Reflective foil on the top of the box channels sunlight into the chamber, heating it and turning it into a “slow cooking” oven, he said. “What’s great about our ovens is that they allow unattended cooking, unlike our parabolic cookers, which have to be attended all the time because of the high temperatures they reach.”

Menzies said users often place his solar ovens in the sun in the morning and leave home to run errands. “You would actually prepare your lunch in the morning and put it in the solar oven. Come lunchtime, you come back and your lunch is already cooked. They do not get to a temperature that can burn your food, so there’s no danger that you’re going to come back and it’s totally crisp.”

As the SunFire solar ovens work at very low temperatures, they won’t cause fire if left unattended, said Menzies, and food stays warm for a long time without becoming dry and unappetizing.

Solar cooking benefits

SunFire also provides training to communities that use its solar cookers.

“Whole streets get together and cook together for a week under our supervision and they soon get the hang of solar cooking. Then once you’re done with that you’re able to make a difference from day one. From the minute that the cookers are installed, families are starting to save money and time,” said Menzies.

He’s convinced that cooking by means of the sun also saves lives and protects the environment.

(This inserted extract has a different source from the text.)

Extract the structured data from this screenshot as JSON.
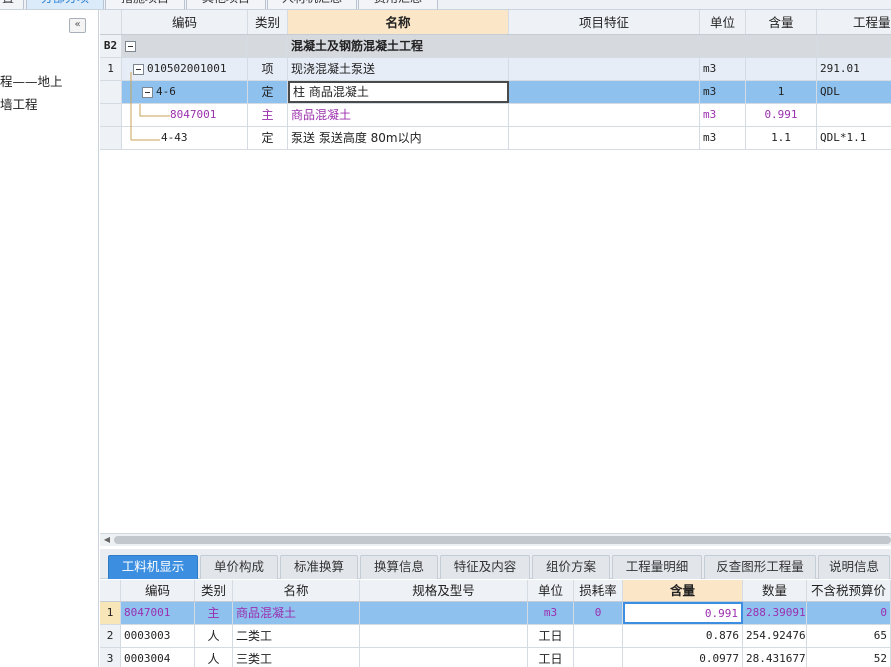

“Every year thousands of Africans lose their lives in fires caused by cheap and unstable paraffin stoves being knocked over. Many people also die from respiratory diseases caused by indoor air pollution from smoke from fires and inhaling paraffin fumes. None of this happens with solar cookers,” said Menzies.

He said solar cooking also eliminates the need to cut down trees for firewood and reduces carbon emissions from coal and wood burning.

“Everything that’s cooked with a solar cooker essentially means that some sort of a fossil fuel, or carbon-based fuel, is not being burnt,” said Menzies.